At the Universite de Moncton in New Brunswick, Canada, the Chair in Sustainable Development has proposed a model ocean concept to solve the crisis in the Atlantic groundfish fisheries.

The concept is based on the principles of sustainable development and an integrated management of resources. It is proposed to test the concept in a specific marine region of the Gulf of Saint Lawrence known as the Shediac Valley, located east of New Brunswick and north of Prince Edward Island.

Zones of protection

Benefits are also likely in the United States, where the Clinton administration has proposed new restrictions on logging, grazing and related activities along the 16,800 miles of streams in the Pacific North-west to help save troubled fish species. These will be managed by the Forest Service and the Bureau of Land Management.

The 50 to 300-feet wide riparian buffer strips are similar to those planned for national forests containing northern spotted owls.

This move comes in the wake of reports that nearly half of the 400 species of anadromous fish like salmon and trout are showing significant drops in numbers.

Already, 106 are extinct. One cause is logging and grazing along stream banks, which speed up erosion. This fills the streams with silt and also destroys the shade needed to keep the water cool enough for some species of fish.

The north-west regional director of the Pacific Coast Federation of Fishermen’s Associations says this is the first time that good fisheries science has prevailed over the timber harvest programme.

Zones of assault

If only equally good sense prevailed over the powers that be in India, screamed the National Fishworkers’ Forum (NFF). It recently organized a two-day fisheries strike to protest against the Indian government’s new-found passion for joint ventures in its EEZ.

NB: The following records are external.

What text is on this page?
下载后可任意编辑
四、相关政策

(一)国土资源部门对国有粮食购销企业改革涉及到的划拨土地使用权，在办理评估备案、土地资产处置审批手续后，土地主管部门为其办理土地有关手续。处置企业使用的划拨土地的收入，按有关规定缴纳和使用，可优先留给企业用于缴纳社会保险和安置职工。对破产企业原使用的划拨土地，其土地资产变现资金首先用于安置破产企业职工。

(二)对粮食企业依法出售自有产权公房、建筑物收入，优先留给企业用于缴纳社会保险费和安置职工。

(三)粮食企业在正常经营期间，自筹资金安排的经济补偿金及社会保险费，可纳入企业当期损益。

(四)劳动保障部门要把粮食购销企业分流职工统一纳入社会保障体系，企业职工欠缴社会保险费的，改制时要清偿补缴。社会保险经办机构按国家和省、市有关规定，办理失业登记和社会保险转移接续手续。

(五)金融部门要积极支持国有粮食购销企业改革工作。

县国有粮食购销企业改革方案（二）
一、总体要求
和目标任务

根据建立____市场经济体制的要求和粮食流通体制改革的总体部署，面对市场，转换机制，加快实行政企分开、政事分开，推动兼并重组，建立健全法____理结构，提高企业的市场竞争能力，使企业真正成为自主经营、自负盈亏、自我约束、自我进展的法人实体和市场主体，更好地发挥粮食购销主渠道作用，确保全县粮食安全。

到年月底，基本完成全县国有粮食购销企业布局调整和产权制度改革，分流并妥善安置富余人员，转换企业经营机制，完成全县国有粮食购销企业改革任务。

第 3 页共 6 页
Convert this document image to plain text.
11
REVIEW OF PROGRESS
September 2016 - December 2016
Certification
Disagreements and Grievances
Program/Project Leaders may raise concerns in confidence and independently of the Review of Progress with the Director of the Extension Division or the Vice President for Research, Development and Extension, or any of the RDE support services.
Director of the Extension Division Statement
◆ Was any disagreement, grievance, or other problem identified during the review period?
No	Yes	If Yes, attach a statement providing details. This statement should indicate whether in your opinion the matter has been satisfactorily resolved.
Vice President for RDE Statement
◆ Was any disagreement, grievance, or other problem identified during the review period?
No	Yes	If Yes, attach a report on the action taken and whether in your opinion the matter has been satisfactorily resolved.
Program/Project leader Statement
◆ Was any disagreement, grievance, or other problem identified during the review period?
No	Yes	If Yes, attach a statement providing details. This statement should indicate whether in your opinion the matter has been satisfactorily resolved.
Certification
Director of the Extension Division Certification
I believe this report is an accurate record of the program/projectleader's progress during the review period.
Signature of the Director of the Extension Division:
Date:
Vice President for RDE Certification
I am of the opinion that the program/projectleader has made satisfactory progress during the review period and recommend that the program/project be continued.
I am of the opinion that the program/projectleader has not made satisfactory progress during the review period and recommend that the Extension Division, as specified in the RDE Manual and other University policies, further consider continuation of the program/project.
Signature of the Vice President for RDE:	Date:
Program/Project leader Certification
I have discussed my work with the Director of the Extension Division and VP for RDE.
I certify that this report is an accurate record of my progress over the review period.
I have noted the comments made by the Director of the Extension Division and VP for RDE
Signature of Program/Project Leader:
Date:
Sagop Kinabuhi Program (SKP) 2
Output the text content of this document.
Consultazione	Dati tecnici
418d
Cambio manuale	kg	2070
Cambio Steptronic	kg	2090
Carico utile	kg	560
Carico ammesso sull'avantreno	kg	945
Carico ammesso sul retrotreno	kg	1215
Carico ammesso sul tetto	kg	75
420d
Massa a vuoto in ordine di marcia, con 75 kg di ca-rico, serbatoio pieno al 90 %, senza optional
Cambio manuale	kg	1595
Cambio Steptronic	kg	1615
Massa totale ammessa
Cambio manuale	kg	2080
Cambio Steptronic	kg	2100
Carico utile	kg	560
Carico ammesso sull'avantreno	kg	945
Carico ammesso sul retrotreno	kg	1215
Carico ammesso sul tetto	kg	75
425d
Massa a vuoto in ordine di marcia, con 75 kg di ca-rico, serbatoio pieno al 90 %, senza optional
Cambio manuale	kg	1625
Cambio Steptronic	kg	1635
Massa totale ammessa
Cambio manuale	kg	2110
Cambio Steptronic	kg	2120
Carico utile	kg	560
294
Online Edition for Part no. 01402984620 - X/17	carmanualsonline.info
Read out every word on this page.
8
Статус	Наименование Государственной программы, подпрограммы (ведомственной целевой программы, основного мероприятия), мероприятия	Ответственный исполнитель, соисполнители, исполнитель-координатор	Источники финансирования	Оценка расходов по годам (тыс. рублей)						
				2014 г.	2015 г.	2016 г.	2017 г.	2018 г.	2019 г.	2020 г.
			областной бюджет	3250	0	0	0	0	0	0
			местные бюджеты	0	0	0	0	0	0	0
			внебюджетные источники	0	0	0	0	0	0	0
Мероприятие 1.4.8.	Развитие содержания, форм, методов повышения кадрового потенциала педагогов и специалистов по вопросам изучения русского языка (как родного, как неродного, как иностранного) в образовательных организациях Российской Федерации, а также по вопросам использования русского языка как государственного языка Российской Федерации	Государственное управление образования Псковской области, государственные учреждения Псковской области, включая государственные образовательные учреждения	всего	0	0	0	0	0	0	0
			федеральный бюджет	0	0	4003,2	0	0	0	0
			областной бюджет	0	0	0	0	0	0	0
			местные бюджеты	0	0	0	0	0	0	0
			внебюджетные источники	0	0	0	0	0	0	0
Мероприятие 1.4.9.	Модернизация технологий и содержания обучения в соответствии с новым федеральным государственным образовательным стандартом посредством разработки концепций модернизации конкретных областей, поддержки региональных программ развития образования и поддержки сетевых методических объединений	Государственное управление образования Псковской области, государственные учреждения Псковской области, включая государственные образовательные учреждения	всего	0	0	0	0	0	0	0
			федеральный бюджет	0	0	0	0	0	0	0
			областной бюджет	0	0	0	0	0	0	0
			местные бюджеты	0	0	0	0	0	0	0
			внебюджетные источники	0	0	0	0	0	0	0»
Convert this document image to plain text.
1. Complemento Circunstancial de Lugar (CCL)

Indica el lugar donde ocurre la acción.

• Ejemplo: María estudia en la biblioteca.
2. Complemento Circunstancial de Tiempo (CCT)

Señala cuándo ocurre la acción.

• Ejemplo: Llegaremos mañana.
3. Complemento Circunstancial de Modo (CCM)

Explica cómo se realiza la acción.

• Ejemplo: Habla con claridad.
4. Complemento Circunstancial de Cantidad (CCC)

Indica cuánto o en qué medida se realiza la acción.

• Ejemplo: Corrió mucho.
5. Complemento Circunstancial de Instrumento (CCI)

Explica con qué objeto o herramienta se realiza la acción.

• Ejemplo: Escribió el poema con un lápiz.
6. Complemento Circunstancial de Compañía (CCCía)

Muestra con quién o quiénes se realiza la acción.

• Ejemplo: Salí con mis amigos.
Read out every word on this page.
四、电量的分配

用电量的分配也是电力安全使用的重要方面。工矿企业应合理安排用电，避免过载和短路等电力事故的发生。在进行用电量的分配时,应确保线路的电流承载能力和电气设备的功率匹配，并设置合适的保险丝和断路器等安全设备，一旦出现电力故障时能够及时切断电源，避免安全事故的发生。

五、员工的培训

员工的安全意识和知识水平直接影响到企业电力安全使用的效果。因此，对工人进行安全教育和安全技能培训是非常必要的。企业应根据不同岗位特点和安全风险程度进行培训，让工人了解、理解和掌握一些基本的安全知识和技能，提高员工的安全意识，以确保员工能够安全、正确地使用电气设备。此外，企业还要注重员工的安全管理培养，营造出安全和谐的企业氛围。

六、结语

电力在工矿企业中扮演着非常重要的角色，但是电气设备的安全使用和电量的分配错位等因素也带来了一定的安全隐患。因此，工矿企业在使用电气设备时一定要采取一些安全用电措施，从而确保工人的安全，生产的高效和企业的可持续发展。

It is doubtful whether the deep seas have the resource potential to sustain the several licences the government has lately granted. Also to be affected are the catches of the artisanal sector in India which has around 1.5 million active, sea-going fishermen.

The NFF campaign, spread over a couple of months, built up public awareness on the dangers of over-fishing. It also received widespread and sympathetic media coverage in India.